The proposal would leave intact the existing rules on 401(k) retirement accounts and the ability of Americans to contribute up to $18,000 into the accounts tax-free. But the plan limits the widely used deduction for mortgage interest for new home loans of $500,000 or less, a sharp reduction from the current $1 million cap.
The plan also limits the deductibility of local property taxes to $10,000 while eliminating the deduction for state income taxes...
The plan shrinks the number of tax brackets from seven to three or four, with respective tax rates of 12 percent, 25 percent, 35 percent and a category still to be determined. The tax system would be simplified, and most people would be able to file their returns on a postcard-sized form.

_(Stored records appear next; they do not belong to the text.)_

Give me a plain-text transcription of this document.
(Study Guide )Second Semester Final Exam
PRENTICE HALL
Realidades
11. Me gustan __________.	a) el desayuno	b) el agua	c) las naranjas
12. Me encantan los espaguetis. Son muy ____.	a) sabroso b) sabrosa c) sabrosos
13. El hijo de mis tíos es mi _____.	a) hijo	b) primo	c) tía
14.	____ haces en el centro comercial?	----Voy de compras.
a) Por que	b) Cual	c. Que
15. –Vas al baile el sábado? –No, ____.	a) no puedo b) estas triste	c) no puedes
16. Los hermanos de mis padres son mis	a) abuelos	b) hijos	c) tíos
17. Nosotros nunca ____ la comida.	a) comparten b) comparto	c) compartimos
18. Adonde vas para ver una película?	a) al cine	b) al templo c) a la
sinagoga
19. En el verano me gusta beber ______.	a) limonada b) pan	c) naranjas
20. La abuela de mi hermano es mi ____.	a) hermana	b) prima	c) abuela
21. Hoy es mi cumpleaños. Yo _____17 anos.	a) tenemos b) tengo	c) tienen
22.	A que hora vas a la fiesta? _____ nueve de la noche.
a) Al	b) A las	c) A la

The plan sets a 25 percent tax rate starting at $90,000 for married couples, with a 35 percent rate beginning to bite at $260,000 — which means many upper-income families whose top rate is 33 percent would face higher taxes. Individuals making $500,000 and couples earning $1 million would face the current Clinton-era top rate of 39.6 percent.
The plan slashes the corporate tax rate from 35 percent to 20 percent, a demand of Trump.
The child tax credit would be increased from $1,000 to $1,600, though the $4,050 per child exemption would be repealed.
The plan calls for nearly doubling the standard deduction used by most average Americans to $12,000 for individuals and $24,000 for families, and increasing the per-child tax credit. On net, it could mean tax increases for many upper middle-income families.